Thanks very much for explaining the essentials of securing wireless home routers so lucidly. You have indeed peformed a public service. Thanks again, my friend.
I want to change the name of the wireless network… where do I find “tool bar” that you show in the screen shots? How do I get to that?
Actually changing the SSID makes the encryption alot more secure since passwords are salted with it.
I have read many of your articles and free stuff (really knowledge giving ones).
You could have also mentioned, how to get into this setup. I have now installed an MTNL broadband with wireless modem.
I have done these a 2 yr back when I was in chennai, but now fully forgotten this.

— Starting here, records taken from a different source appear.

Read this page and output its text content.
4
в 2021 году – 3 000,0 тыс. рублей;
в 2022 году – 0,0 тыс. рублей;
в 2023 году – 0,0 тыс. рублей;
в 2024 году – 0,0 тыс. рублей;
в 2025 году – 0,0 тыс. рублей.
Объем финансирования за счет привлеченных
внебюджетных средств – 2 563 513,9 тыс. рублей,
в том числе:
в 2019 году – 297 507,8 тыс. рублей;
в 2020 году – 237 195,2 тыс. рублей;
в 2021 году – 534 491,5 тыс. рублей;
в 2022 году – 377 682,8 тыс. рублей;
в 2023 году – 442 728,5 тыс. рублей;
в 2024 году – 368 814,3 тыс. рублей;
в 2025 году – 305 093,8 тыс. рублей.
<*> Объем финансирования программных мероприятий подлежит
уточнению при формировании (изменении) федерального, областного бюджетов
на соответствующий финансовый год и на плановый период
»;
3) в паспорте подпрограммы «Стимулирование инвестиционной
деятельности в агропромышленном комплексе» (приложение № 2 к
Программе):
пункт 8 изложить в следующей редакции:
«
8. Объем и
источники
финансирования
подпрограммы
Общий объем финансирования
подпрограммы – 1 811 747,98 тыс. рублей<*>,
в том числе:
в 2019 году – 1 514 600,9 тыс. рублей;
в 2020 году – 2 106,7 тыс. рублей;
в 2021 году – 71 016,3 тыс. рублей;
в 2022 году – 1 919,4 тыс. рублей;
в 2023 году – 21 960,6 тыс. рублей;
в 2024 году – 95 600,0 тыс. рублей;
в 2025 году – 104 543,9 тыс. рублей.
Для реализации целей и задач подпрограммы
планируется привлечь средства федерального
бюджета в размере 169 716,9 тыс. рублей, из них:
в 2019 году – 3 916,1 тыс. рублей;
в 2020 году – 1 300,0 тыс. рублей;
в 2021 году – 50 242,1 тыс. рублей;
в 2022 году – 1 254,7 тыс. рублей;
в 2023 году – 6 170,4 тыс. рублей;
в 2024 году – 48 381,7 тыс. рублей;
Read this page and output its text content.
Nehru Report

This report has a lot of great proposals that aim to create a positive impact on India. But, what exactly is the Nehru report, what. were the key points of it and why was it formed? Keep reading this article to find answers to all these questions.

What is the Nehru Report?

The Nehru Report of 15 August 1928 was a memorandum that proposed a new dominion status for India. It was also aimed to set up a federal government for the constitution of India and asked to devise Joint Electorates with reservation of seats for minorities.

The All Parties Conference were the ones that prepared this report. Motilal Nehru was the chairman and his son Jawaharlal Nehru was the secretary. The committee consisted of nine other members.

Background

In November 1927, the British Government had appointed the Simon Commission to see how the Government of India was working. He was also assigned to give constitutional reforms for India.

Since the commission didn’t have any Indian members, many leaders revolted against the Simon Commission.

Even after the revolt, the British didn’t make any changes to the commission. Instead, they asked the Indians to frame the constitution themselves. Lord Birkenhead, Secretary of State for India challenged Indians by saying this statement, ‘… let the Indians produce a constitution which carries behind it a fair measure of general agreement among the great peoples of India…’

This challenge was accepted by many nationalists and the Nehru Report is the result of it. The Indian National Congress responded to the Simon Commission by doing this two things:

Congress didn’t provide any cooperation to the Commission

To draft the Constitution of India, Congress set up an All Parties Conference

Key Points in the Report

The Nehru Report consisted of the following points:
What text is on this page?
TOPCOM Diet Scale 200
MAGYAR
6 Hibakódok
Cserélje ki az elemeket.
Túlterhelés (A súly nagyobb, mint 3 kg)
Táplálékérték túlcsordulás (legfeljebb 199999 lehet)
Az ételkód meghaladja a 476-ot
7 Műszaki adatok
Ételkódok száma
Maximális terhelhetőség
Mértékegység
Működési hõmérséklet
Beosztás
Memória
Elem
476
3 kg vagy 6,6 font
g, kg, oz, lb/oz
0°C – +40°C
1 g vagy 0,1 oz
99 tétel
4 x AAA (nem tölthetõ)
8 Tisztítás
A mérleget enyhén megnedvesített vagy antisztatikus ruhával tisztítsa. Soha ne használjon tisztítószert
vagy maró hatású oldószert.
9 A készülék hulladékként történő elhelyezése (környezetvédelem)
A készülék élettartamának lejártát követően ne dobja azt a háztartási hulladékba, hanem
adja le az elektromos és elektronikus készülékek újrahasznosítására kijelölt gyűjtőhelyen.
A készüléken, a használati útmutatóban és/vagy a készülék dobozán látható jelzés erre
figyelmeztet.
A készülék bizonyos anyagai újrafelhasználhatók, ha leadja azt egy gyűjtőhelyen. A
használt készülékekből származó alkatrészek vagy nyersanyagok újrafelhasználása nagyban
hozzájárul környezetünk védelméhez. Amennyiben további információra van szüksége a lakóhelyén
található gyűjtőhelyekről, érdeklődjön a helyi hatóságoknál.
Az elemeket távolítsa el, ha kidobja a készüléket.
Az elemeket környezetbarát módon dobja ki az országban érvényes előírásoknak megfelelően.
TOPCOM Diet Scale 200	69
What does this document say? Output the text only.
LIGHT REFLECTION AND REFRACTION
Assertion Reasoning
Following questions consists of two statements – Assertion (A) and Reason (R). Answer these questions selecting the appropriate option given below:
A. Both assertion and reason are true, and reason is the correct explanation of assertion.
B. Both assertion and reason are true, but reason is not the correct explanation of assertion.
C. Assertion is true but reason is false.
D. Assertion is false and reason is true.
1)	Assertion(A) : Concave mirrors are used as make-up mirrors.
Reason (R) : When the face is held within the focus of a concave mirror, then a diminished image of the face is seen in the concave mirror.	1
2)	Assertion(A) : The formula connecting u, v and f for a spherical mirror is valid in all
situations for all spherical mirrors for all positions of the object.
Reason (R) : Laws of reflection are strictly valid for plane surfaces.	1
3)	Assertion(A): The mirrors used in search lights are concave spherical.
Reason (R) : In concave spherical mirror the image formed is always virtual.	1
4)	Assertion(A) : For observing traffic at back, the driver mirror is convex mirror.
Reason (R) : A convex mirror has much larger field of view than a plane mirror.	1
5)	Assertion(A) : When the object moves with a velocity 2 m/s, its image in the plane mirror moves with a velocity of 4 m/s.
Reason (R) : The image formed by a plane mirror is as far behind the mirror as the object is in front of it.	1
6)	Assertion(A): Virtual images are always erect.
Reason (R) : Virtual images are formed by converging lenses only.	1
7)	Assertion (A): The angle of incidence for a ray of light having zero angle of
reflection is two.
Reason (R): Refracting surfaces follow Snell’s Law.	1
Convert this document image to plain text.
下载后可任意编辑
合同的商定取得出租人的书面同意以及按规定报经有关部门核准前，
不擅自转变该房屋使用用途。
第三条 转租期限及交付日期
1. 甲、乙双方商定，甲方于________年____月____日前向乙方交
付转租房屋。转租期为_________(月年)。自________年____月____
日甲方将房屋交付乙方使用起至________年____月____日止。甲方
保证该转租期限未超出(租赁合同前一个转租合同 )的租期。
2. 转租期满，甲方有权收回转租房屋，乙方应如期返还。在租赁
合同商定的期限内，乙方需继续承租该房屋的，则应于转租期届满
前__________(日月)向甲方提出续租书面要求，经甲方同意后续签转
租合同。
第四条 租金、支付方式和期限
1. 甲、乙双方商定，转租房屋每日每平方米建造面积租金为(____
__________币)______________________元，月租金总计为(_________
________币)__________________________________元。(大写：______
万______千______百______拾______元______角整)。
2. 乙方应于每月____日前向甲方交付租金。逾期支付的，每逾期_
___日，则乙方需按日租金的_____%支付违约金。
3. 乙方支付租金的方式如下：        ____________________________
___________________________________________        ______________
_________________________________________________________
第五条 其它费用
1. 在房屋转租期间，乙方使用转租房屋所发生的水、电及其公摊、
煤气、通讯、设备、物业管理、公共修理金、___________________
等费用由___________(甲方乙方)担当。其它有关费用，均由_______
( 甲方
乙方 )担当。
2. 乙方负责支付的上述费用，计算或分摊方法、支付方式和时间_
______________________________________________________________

please if you could give me this one too.
Great article (s),
Append _nomap to your SSID to prevent google from adding your WAP to their map, assuming you trust google to not map it if you do this.
You don’t know how you have opened my eyes and knowing that there is a possibility of me securing my home wireless. At first I didn’t know how this is done!.
I love your site and your advice … but … the advice you give for securing the wireless router Linksys WRT54G is dead wrong.
1. It ‘is’ a security measure to change the SSID but for a wholly different reason than what you suggested. Google “butterfly hash tables” for WPA2 encryption to see why.
2. Disabling SSID broadcast does almost nothing (sure, it helps a teeeny bit, but the SSID is always in the packet so it can be sniffed easily).
3. Same with MAC filtering.
4. Changing the password and restricting administrative access “are” good ideas!
Thanks again for the article – but please correct the misconceptions above.
its simple way to protect your wifi………..
The 54Mbps Wi-fi G ADSL 2/2+ Modem Router (model TEW-436BRM) can be an all-in-one modem in addition to wifi g router.
No need to obtain a individual modem in addition to router. This kind of streamlined unit offers an ADSL 2/2+ modem wifi g router in addition to 4-port transition just about all in one merchandise.
Install OpenWRT, dude!
Rule no 6 is the most restrictive step to prevent any hackers from entering our network.Thanks for providing such a robust step, Sir.
Looking for securing my wi-fi connection I found these tips very useful. What about using a VPN?